Mapping Technology Trends to Enterprise Product Innovation

Scope: Focusses on enterprise platform software: Big Data, Cloud platforms, software-defined, micro-services, DevOps.
Why: We are living in an era of continuous change, and a low barrier to entry. Net result: Lot of noise!
What: Sharing my expertise gained over nearly two decades in the skill of extracting the signal from the noise! More precisely, identifying shifts in ground realities before they become cited trends and pain-points.
How: NOT based on reading tea leaves! Instead synthesizing technical and business understanding of the domain at 500 ft. 5000 ft., and 50K ft.

(Disclaimer: Personal views not representing my employer)

Wednesday, September 18, 2013

Locating data within the Scale-out Storage Cluster

In the previous posts, we have discussed namespace sharding within the nodes of the scale-out cluster -- in this post, we discuss design patterns for clients to locate the data for read/write operations.

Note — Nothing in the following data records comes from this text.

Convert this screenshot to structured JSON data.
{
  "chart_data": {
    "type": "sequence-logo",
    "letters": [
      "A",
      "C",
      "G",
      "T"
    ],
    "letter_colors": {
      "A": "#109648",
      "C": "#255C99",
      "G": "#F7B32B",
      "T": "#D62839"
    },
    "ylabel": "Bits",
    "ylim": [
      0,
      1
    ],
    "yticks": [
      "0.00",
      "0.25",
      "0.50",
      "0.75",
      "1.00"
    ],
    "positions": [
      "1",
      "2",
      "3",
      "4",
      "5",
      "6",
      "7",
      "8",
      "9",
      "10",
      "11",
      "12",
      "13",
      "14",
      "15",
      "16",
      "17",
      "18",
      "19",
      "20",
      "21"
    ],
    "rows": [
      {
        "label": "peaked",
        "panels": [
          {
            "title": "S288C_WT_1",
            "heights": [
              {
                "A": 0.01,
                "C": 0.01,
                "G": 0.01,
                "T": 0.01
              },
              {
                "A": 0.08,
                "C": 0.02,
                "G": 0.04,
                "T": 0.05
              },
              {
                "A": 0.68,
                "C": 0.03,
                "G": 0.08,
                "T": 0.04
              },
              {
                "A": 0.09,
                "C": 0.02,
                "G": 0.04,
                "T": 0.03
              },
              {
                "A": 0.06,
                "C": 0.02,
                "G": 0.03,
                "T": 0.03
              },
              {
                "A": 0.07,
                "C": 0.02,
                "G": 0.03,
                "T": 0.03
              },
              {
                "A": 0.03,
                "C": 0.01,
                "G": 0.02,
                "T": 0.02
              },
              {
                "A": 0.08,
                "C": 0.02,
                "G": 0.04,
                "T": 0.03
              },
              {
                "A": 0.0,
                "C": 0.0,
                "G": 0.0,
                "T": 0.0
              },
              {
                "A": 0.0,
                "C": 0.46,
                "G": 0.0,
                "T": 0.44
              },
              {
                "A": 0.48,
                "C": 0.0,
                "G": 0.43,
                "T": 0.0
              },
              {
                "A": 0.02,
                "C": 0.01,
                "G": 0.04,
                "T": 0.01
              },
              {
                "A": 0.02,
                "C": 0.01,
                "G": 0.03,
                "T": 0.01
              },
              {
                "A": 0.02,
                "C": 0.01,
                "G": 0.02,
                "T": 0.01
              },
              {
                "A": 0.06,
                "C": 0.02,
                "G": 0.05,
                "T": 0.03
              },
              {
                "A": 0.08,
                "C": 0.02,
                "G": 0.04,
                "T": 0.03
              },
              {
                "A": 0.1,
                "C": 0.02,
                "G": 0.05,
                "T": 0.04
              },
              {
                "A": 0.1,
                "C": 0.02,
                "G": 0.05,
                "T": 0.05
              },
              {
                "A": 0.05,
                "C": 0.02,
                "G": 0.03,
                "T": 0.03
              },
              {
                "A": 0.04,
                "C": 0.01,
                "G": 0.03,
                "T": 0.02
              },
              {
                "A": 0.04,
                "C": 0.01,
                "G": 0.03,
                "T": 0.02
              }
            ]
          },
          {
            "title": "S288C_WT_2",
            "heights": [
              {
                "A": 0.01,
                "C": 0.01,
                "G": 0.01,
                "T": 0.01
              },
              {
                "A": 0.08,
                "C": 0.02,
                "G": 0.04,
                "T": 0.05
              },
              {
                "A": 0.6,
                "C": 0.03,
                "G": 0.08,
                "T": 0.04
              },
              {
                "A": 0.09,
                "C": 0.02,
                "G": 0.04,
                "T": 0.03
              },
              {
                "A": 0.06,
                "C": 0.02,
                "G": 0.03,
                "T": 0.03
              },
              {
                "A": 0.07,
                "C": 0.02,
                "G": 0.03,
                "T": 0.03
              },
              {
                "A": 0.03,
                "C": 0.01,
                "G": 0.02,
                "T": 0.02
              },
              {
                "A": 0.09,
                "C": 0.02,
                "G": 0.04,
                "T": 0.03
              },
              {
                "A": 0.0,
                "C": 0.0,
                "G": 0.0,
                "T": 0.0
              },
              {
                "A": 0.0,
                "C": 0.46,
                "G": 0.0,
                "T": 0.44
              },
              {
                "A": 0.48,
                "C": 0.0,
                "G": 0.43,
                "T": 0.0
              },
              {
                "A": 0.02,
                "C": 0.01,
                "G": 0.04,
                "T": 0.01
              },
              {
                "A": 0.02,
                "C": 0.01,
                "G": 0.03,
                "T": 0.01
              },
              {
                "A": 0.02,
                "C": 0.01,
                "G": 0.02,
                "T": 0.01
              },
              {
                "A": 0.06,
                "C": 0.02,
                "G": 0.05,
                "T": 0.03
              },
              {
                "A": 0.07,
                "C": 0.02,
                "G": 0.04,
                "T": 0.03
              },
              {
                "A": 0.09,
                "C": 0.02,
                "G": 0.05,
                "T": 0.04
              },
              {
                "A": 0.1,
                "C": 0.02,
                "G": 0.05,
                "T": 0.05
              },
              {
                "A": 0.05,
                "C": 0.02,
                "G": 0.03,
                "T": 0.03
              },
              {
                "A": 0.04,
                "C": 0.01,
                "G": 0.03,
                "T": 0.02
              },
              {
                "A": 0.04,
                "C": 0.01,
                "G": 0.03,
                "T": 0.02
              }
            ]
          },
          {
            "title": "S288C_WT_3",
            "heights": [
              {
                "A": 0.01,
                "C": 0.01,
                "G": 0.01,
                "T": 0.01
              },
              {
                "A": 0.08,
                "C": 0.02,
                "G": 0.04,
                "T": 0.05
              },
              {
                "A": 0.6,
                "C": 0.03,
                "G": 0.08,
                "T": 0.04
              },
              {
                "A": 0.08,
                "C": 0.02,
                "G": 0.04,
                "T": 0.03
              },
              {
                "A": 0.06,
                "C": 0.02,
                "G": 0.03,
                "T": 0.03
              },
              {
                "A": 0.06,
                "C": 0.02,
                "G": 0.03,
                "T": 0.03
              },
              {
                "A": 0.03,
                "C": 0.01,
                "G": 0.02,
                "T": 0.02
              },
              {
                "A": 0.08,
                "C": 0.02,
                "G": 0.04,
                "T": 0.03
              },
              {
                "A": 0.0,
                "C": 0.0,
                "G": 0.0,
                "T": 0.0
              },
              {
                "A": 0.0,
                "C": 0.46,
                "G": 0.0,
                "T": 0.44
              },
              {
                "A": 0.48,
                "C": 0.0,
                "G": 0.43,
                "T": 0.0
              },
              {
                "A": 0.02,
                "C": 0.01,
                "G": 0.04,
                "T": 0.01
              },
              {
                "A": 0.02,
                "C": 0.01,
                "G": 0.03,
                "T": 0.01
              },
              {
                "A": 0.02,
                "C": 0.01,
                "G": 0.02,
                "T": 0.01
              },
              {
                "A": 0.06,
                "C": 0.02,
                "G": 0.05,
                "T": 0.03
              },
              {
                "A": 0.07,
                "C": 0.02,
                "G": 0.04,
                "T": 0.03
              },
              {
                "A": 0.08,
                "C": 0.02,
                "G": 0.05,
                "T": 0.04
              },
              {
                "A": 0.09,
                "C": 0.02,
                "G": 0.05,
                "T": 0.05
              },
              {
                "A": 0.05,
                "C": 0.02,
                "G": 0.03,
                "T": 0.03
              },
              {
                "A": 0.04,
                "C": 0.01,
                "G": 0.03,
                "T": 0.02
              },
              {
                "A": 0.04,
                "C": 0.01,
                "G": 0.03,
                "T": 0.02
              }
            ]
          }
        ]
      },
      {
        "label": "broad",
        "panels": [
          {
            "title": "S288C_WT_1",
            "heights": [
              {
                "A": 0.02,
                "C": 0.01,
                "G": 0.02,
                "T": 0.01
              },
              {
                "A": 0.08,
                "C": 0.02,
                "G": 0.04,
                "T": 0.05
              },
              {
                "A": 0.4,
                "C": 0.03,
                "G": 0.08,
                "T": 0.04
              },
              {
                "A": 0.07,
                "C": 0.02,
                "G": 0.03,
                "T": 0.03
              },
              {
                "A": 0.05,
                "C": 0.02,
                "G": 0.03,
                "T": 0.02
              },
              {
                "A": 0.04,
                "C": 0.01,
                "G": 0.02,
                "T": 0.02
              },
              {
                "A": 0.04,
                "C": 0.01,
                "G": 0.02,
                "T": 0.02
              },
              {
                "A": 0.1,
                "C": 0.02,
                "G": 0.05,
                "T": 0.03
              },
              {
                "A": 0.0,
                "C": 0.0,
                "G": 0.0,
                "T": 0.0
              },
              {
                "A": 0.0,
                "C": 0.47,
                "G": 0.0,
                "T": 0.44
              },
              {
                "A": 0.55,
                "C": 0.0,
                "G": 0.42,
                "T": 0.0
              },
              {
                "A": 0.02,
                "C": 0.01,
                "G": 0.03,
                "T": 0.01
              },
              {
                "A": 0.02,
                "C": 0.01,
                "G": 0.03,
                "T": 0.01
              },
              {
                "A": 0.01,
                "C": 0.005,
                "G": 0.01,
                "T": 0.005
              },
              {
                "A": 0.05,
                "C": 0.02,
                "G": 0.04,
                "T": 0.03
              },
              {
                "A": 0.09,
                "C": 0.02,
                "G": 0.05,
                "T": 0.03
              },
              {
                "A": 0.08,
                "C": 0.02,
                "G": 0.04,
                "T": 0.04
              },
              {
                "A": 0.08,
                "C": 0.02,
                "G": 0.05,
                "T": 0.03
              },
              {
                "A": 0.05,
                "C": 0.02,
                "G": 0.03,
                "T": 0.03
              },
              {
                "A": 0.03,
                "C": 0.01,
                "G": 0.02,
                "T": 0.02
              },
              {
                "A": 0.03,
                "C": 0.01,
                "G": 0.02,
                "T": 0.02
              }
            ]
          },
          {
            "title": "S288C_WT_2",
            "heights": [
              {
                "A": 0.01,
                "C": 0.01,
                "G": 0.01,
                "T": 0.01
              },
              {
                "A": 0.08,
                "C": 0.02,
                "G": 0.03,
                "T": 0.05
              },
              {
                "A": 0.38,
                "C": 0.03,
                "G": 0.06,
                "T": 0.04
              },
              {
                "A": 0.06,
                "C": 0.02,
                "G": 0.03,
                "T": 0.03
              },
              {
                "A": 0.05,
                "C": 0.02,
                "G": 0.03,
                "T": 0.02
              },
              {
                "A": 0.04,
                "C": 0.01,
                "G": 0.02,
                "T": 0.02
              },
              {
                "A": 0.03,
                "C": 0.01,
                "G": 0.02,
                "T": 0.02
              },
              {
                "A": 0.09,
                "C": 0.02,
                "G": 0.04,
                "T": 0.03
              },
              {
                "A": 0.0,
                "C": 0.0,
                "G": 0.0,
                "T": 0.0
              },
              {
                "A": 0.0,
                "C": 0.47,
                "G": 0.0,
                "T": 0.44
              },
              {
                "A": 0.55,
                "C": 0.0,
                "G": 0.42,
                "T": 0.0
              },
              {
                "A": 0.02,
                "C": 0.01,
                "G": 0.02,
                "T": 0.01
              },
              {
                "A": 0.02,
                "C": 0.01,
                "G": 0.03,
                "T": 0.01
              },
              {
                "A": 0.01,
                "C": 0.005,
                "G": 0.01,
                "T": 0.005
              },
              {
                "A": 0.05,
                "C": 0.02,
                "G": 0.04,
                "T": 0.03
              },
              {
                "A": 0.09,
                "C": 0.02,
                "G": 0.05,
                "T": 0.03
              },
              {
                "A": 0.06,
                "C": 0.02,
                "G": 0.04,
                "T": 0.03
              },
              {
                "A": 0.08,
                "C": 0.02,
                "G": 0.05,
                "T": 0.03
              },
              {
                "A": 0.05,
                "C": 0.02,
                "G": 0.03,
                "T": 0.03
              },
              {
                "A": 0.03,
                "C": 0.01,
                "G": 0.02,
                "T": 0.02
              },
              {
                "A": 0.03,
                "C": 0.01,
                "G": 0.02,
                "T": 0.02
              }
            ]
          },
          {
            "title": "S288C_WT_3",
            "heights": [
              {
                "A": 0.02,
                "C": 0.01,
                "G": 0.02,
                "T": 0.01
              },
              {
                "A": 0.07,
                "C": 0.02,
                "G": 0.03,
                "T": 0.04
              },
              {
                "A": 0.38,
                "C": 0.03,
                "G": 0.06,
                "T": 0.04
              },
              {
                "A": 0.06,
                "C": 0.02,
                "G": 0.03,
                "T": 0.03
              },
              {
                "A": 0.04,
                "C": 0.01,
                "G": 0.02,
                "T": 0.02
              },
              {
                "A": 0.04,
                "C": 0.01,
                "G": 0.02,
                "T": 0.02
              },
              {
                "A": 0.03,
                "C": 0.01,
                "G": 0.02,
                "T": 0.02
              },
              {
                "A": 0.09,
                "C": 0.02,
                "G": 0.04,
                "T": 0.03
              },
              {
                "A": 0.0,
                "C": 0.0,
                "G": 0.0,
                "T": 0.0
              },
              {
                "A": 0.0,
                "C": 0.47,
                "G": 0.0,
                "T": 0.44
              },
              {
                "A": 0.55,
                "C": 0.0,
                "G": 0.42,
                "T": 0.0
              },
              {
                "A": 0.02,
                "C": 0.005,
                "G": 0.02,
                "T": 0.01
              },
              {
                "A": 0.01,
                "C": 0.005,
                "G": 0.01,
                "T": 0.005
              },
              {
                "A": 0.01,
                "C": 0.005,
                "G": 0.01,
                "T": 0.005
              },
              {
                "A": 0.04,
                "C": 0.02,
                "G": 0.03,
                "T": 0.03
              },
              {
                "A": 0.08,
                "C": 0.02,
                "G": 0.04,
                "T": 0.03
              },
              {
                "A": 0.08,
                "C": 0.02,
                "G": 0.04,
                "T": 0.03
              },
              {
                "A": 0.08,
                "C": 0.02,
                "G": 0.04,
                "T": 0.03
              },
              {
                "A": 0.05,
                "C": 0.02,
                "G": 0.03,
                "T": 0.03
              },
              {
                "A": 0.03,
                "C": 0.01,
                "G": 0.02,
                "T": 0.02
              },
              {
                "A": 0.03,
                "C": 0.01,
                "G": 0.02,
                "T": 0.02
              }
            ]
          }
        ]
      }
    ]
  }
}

  • Directory-based look-up: 
    • This is the most common pattern -- the client queries a centralized node (i.e., Master) for the location of data. This information is typically cached by the clients. This approach is applicable to Master or Multi-Master systems that track the global cluster state w.r.t. namespace -> resource allocation. GFS/HDFS, GPFS, Lustre, Isilon OneFS, BigTable, etc. are all examples of this model.
  • Key-based Routing: 
    • This is a common pattern in Masterless systems. The hash of the key is used to route the request to the appropriate cluster node. 
    • The look-up can be done by any node within the cluster or can be computed directly by the client (e.g., Redis, Microsoft's Flat Data-center Storage). In the worst-case, the request is re-directed O(n) where n is the number of nodes within the cluster.
    • A variant of key-based routing is Content-based addressing -- in this approach, the logical address of the data within the cluster is derived by hashing the entire the data contents. Two data blocks with the same data will hash to the same logical address. Thus this scheme naturally provides deduplication or single-instance storage semantics. 
  • Request Broadcasting:
    • This is  not very common (though I have seen a commercial product implement this). The client request is broadcast to all the nodes within the cluster -- the appropriate node and its replicas can respond. Typically, this is not scalable, and applicable to small cluster sizes.  
  • Proxy-based Routing:
    • The client requests are sent to a load-balancer that distributes the requests to the appropriate nodes. The proxy can be DNS-based (Microsoft Azure Storage) or general purpose such as HAProxy. This approach is especially applicable when the namespace is sharded across multiple data-centers or requires multi-tenant authentication.